HTML5 and m-Learning
Storyline defaults to publishing to Flash but you also have the option to include HTML5 output (primarily so that it will play on the iPad). On the iPad you also have the option of using the Articulate Player App. This allows you to download a Storyline course and view it offline – it acts like a sort of iBooks for e-learning content. Desktop and laptop PCs and most Android tablets will play Storyline in good old fashioned Flash (at least for now).
Storyline output won’t really work well on smartphones because of the small screen size but there doesn’t seem to be any technical reason why you can’t give it a go.
Storyline is undoubtedly a more complex product and will involve a steeper learning curve. If you are already an Articulate power user it will be great to make that step up but if you are completely new to e-learning authoring then Storyline will feel a little scary. True you can ignore some of the complexities and just use it like Studio but if that’s the case you may as well stick to Studio (the 2012 version of course which coincidentally gets a preview on the same day that Storyline launched).

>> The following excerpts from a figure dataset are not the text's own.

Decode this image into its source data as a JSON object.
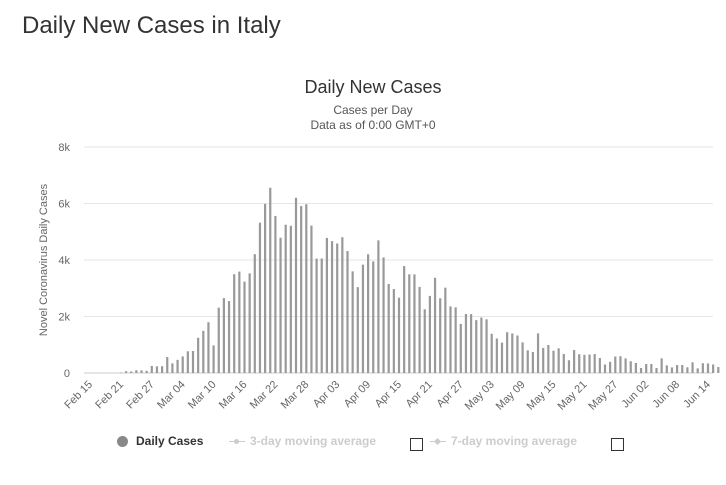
{
  "page": {
    "heading": "Daily New Cases in Italy"
  },
  "chart_data": {
    "type": "bar",
    "title": "Daily New Cases",
    "subtitle_line1": "Cases per Day",
    "subtitle_line2": "Data as of 0:00 GMT+0",
    "ylabel": "Novel Coronavirus Daily Cases",
    "xlabel": "",
    "ylim": [
      0,
      8000
    ],
    "yticks": [
      0,
      2000,
      4000,
      6000,
      8000
    ],
    "ytick_labels": [
      "0",
      "2k",
      "4k",
      "6k",
      "8k"
    ],
    "xtick_labels": [
      "Feb 15",
      "Feb 21",
      "Feb 27",
      "Mar 04",
      "Mar 10",
      "Mar 16",
      "Mar 22",
      "Mar 28",
      "Apr 03",
      "Apr 09",
      "Apr 15",
      "Apr 21",
      "Apr 27",
      "May 03",
      "May 09",
      "May 15",
      "May 21",
      "May 27",
      "Jun 02",
      "Jun 08",
      "Jun 14"
    ],
    "start_date": "2020-02-15",
    "bar_color": "#999999",
    "grid": true,
    "legend_position": "bottom",
    "series": [
      {
        "name": "Daily Cases",
        "values": [
          0,
          0,
          0,
          0,
          0,
          0,
          17,
          62,
          53,
          97,
          93,
          78,
          250,
          238,
          240,
          566,
          342,
          466,
          587,
          769,
          778,
          1247,
          1492,
          1797,
          977,
          2313,
          2651,
          2547,
          3497,
          3590,
          3233,
          3526,
          4207,
          5322,
          5986,
          6557,
          5560,
          4789,
          5249,
          5210,
          6203,
          5909,
          5974,
          5217,
          4050,
          4053,
          4782,
          4668,
          4585,
          4805,
          4316,
          3599,
          3039,
          3836,
          4204,
          3951,
          4694,
          4092,
          3153,
          2972,
          2667,
          3786,
          3493,
          3491,
          3047,
          2256,
          2729,
          3370,
          2646,
          3021,
          2357,
          2324,
          1739,
          2091,
          2086,
          1872,
          1965,
          1900,
          1389,
          1221,
          1075,
          1444,
          1401,
          1327,
          1083,
          802,
          744,
          1402,
          888,
          992,
          789,
          875,
          675,
          451,
          813,
          665,
          642,
          652,
          669,
          531,
          300,
          397,
          584,
          593,
          516,
          416,
          355,
          178,
          318,
          321,
          177,
          518,
          270,
          197,
          280,
          283,
          202,
          379,
          163,
          346,
          338,
          301,
          210
        ]
      },
      {
        "name": "3-day moving average",
        "enabled": false
      },
      {
        "name": "7-day moving average",
        "enabled": false
      }
    ]
  },
  "legend": {
    "daily_cases": "Daily Cases",
    "ma3": "3-day moving average",
    "ma7": "7-day moving average"
  },
  "colors": {
    "bar": "#999999",
    "grid": "#e6e6e6",
    "legend_disabled": "#cccccc"
  }
}
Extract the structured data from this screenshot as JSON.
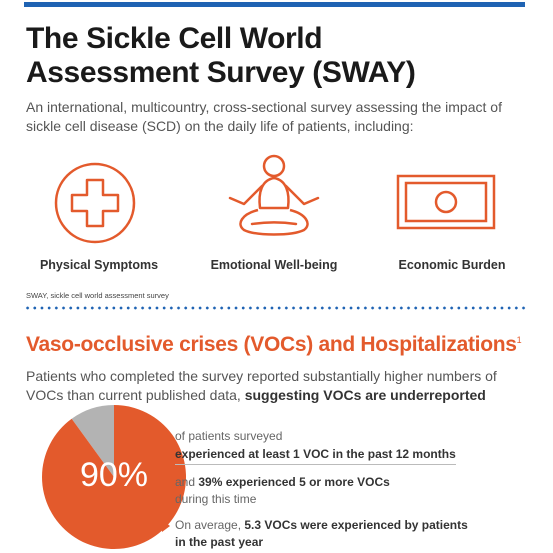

There is still only one player skin in Storyline. It’s a lot cleaner than the old Articulate player but it’s still pretty limited, and because there is only one, EVERY Storyline project is going to look the same! Of course because there is so much more power in developing in-slide navigation lots of authors are going to create their own navigation – and lots of the cool beta examples have done this. However this adds a lot of extra effort and is much trickier than relying on a standard player. My guess is that third party player skins will become available pretty soon.
Storyline is a landmark product and it really does massively extend the potential of an instructional designer who is up to speed with interaction design (and hopefully graphic design too). However I would question its label as a ‘rapid’ tool. Some of the things I have been playing with in Storyline could have been done much faster by a competent Flash developer and I feel that we have to recognise that sometimes two heads are better than one when it comes to creating professional and engaging e-learning content. Nevertheless the e-Learning Heroes community is likely to be buzzing with activity as new users get to grips with layers, triggers, states, markers and variables. At some point someone may even think – “I now recognise how hard it is to get all this interactive stuff working properly!”.
Happily you get all that power for precisely the same price as Studio – at the time of writing Storyline is £860 ($1,398). That’s not cheap but if you are a serious e-learning developer it has to represent excellent value for money.